I tend to agree with Chris here. I realize the thread is a couple of months old now, but my wife recently got a Macbook Air and I wondered how Fedora might do.
My own experience, though not thoroughly tested, is that generally, RH based distros do better using livecd-iso-to-disk (and it doesn't have to be a live CD--it works quite well with install CDs or DVDs, netinstall media, generally, anything intended to boot an RH based distribution), and unetbootin works better with Debian (including Ubuntu) based.
Anyway, using livecd-to-usb and the live F17 x86_64 LXDE live CD, I created the usb with livecd-iso-to-disk, specifying
--format --efi (I am not 100 percent sure that's necessary).
Upon booting the Air, holding down the option key, I was giving the choice to boot into the EFI drive. It booted with little problem. Once booted, the touchpad was a bit flakey, reversing left and right, but I was basically just curious to see how it would run.
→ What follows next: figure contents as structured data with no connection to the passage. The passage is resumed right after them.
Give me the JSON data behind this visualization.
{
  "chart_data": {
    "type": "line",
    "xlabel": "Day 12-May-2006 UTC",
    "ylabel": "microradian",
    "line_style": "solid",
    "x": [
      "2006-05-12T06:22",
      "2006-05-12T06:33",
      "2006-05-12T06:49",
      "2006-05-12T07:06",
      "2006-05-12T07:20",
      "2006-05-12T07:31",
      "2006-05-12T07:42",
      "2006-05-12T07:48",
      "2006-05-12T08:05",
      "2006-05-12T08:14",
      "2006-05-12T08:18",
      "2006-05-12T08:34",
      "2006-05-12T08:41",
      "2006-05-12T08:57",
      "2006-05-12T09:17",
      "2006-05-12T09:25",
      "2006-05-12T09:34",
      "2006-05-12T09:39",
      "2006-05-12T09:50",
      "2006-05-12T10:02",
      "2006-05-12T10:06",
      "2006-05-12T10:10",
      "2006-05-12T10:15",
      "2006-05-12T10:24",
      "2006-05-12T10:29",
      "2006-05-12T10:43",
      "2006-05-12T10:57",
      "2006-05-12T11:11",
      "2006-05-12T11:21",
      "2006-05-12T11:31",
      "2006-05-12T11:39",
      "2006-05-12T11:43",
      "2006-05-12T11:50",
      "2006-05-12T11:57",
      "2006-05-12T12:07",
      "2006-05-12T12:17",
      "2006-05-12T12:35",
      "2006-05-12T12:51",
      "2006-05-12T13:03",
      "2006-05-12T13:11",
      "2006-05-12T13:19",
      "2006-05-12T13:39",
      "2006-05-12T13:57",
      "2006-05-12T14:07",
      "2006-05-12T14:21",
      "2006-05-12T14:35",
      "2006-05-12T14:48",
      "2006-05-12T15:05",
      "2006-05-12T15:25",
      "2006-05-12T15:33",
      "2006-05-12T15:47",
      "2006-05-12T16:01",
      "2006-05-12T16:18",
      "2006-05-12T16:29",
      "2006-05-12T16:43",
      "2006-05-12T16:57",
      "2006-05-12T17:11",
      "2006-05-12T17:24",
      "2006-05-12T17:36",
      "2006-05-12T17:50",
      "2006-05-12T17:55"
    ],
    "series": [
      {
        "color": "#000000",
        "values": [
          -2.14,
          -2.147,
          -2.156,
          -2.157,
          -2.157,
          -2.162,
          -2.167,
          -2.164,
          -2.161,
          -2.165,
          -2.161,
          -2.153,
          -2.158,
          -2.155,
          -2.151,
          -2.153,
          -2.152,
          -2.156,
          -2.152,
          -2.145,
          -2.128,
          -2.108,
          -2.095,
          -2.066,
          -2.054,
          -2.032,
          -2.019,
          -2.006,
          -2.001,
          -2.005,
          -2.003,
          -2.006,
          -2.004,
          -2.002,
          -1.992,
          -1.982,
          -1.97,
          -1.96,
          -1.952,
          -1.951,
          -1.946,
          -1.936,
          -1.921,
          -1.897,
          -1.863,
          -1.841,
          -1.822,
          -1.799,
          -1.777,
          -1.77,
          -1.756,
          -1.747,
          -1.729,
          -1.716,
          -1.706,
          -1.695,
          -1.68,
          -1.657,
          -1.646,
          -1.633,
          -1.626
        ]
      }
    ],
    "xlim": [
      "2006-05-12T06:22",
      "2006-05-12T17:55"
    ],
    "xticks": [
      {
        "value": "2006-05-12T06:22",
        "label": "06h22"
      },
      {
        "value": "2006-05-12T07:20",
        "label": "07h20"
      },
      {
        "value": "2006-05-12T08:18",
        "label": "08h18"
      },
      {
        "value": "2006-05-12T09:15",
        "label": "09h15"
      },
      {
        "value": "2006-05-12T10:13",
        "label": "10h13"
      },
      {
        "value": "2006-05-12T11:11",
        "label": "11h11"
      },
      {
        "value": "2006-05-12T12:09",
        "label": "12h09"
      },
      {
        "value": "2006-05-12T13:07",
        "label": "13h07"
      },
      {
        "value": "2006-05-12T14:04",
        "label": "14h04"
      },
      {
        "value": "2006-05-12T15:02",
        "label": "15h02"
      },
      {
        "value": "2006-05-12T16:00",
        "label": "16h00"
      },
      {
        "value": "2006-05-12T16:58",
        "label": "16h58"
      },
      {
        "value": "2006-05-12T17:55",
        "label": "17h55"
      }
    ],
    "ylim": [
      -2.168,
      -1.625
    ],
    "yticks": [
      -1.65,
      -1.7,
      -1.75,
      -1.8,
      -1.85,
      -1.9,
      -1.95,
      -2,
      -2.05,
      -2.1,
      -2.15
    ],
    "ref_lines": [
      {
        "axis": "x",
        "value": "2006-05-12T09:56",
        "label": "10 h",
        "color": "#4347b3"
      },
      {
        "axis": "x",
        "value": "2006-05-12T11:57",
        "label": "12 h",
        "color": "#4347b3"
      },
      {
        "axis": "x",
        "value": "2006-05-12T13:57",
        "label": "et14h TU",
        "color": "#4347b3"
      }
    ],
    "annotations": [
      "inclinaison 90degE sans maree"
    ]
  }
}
Aside from that, it was a pretty straightforward live boot. I'll have to try again without the --format --efi option and see how that goes---the one time I tried it with something else, it showed the USB as Windows (as opposed to EFI) and wouldn't boot. I also installed that one with unetbootin.
---------- Post added at 10:15 PM ---------- Previous post was at 09:10 PM ----------
To add a bit more, in case someone does this--if one uses the --format --efi option, then before reusing the USB stick, you will probably want to reformat it. Otherwise, fdisk will complain that it's an EFI partition, fdisk can't handle it, please use parted.
So, I just used parted and typed remove 1 to remove the partition. I then typed mklabel msdos which more or less clears the USB stick.
http://www.gnu.org/software/parted/m...e/mklabel.html
After that I could use fdisk as usual.
Out of curiosity, I did try the same live LXDE F17 Beta CD with Unetbootin and livecd-iso-to-disk without the --format --efi options. In both cases, the Macbook saw a drive which it labled Windows, but wouldn't boot.
Your mileage may vary of course, that was as far as I took this.